Collina: A Greek Revival Cottage
Collina, Italian and Spanish for “little hill,” was built in 1832 in the early Greek Revival style. The one-story planter’s cottage design was common in this area of rural Mississippi. Situated on about 100 acres, the house acquired two wings, one in the late 1800s, the second around 1915, which was subsequently redesigned to accommodate a large kitchen. The oldest section retains its original features, including a pedimented porch, a fanlight and sidelights flanking the front door, and fireplaces with squared columns. The center hall, which is 40 feet long and has a 14 foot -high ceiling, leads to a veranda at the back of the house.

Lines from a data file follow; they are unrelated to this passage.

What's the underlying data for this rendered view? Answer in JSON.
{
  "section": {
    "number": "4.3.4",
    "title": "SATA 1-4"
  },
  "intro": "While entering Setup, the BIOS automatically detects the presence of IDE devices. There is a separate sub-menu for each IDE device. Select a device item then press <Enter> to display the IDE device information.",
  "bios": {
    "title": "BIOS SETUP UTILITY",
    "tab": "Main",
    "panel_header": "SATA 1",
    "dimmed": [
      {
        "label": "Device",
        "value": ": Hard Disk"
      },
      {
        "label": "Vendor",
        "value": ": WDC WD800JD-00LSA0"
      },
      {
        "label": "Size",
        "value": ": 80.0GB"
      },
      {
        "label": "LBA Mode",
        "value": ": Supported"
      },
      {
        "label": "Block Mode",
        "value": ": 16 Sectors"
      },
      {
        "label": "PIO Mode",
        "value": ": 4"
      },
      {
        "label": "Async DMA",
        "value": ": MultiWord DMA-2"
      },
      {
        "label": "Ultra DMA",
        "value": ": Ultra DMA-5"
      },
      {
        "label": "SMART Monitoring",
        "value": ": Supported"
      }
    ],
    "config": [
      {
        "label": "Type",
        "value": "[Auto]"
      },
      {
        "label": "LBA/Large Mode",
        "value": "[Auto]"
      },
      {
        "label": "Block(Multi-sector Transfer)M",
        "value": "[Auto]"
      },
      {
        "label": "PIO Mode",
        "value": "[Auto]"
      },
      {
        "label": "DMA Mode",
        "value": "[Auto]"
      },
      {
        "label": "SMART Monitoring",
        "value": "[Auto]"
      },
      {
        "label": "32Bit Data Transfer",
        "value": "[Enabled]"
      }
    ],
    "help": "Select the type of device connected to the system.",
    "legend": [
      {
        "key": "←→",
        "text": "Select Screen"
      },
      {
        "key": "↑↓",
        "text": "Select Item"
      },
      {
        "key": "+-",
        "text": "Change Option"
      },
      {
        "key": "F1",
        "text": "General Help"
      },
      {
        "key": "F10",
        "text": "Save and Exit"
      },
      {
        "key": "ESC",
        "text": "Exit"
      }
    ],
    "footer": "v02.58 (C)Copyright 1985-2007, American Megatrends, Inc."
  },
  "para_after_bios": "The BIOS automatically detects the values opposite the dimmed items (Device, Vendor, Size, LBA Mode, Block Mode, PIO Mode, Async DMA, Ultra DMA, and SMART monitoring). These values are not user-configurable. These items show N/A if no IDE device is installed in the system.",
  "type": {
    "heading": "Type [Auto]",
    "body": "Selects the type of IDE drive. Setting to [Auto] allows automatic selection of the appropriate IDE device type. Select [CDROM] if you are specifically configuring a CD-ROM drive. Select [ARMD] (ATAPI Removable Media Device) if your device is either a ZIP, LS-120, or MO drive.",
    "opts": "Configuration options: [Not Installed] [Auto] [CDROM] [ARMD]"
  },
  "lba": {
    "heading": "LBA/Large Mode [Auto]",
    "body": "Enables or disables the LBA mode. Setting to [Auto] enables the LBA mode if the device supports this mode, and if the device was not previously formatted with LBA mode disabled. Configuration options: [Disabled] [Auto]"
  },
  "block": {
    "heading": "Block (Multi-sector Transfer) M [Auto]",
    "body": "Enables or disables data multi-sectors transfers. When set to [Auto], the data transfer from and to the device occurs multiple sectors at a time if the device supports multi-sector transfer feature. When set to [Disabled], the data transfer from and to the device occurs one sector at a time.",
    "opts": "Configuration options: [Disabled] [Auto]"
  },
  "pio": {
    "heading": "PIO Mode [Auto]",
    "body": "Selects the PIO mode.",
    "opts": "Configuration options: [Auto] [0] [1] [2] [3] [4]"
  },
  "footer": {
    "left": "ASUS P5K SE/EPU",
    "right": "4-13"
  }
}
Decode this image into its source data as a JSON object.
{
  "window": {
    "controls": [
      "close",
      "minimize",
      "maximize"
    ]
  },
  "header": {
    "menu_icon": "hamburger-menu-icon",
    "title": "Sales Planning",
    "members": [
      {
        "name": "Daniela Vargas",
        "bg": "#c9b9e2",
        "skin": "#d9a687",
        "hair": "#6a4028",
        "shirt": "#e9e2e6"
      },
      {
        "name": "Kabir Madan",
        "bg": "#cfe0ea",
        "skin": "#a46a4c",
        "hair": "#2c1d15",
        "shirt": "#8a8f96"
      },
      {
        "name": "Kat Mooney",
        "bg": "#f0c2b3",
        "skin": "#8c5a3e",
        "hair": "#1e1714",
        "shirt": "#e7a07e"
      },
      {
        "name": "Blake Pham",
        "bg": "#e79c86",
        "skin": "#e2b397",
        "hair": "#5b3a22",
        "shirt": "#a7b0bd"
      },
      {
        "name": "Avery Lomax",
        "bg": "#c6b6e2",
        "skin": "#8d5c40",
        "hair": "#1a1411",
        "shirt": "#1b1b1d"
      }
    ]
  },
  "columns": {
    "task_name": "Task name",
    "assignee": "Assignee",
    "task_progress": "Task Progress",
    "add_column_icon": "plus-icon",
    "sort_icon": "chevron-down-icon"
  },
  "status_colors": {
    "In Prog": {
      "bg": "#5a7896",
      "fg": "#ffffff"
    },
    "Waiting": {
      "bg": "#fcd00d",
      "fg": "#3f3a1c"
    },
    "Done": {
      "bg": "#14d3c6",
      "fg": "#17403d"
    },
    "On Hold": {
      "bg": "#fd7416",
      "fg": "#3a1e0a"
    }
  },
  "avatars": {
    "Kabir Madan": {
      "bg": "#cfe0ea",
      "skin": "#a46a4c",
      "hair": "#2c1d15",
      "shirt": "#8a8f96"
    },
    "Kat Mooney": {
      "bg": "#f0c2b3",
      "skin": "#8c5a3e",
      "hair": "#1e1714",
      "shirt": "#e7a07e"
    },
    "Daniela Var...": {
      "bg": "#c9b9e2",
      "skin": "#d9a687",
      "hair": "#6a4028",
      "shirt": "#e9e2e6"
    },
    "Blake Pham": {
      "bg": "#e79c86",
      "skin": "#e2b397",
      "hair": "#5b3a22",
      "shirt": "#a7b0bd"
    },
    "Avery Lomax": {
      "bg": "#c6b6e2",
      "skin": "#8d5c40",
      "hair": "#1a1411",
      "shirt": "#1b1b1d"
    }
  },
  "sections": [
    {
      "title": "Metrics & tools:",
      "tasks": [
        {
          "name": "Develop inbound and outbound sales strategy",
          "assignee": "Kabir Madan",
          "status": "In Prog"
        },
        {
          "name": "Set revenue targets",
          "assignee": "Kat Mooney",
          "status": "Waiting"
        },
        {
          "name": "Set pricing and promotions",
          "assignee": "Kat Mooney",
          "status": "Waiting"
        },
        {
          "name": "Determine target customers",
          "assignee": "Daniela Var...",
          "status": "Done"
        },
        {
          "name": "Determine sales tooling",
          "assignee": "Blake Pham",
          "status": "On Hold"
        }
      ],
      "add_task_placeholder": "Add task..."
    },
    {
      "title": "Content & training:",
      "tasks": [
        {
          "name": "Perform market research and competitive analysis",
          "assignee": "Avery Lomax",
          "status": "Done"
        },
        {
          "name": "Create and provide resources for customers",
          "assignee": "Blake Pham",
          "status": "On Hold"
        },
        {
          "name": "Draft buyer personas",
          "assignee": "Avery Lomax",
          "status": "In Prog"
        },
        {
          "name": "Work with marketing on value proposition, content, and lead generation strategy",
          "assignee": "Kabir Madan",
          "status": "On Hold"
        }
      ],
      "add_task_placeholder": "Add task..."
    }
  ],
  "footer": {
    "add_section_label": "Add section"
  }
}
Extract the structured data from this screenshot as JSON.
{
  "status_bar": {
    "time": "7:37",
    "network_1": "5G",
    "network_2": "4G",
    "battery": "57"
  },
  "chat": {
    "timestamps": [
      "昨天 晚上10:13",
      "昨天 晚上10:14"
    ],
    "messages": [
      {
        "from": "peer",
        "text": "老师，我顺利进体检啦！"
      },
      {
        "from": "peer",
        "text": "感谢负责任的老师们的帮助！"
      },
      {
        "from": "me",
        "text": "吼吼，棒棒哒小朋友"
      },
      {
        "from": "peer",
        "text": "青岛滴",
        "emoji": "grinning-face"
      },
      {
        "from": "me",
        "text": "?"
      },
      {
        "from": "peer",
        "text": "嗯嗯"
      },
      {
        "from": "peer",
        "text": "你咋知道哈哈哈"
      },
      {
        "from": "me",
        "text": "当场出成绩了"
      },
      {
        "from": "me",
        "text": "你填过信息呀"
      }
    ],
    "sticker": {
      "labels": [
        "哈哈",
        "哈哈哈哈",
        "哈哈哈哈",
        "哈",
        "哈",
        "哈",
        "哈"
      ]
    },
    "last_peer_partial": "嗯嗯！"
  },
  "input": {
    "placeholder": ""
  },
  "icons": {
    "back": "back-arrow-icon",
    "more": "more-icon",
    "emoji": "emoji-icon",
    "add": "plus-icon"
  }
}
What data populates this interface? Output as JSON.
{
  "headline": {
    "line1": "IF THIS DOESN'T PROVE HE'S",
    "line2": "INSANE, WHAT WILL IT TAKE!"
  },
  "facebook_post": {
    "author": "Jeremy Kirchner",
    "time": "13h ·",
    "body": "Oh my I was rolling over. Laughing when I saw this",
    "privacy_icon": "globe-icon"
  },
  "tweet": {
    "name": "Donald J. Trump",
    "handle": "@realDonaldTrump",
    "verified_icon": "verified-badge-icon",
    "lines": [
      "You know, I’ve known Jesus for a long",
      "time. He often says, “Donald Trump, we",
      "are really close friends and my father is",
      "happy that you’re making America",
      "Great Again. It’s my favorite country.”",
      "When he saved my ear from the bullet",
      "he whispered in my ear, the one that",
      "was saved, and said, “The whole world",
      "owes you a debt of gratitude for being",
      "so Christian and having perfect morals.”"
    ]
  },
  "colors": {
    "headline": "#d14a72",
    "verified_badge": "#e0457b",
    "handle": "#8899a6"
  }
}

When the owners bought the house in 1991, they retained the structure’s vintage details, but adapted the rooms to suit their needs. Two parlors in the front of the house were transformed into a living room on one side of the hall and a bedroom on the other. The interior design of the center hall was inspired by a room at Castleton, a historic manor house in Ireland. During the 18th century, it was fashionable in such manor homes to have a “print room” where engravings cut out from pattern books were pasted directly onto the walls to create an “art” gallery. With the guidance of Nicola Wingate-Saul, curator of Castleton, the owners created their version of a print room: 18th- century engravings by Italian architect and artist Giovanni Battista Piranesi are framed with silver-leaf panels above and below the prints and arranged to create a gallery feeling in the spacious hall. Candlelight from a 17th-century Dutch chandelier and hurricane lamps resting on brackets on the walls light the space.
The focal point of the dining room is a commodious 19-century table that, with its original leaves, can accommodate up to 30 people. Swag and jabot curtains frame the windows and the transom above the doorway. The stately interior is reflected several times in three large gold-leafed mirrors on the walls, to resplendent effect.
Several pieces of furniture in the house, including a 17th-century English oak table in the library, were purchased from Bayou Bend, the home of Houston oil and real estate heiress, collector, and philanthropist Ima Hogg, who died in 1975. When she decided to transform Bayou Bend into a museum of American decorative arts, Hogg sold all European furnishings from the house, and the wife’s father purchased a number of her pieces; he later loaned them to his daughter.
Baccarat crystal and Royal Crown Derby china set the late 19th-century dining table. The painting above the mantel, attributed to Rembrandt Peale, depicts Revolutionary War General William Radcliffe. A New Orleans chandelier dates to 1860. In the library, an English oak side chair from Ginsburg & Levy in New York City is complemented by a 17th-century English oak table. In the sitting room is a John Trumbull portrait of Jacob Radcliffe, a mayor of New York City. The saber has an ivory and sterling-silver handle. An early 19thy-century Irish liquor cabinet holds a dozen antique decanters. The tall hurricane shade in the foreground was a wedding gift from President James Polk to an ancestor of the owner’s wife. The master bedroom includes a William and Mary japanned chest, a Baltimore side chair, and a late 19th-century bed in a Classical Revival style.
[From Colonial Homes, with editorial omissions for privacy.]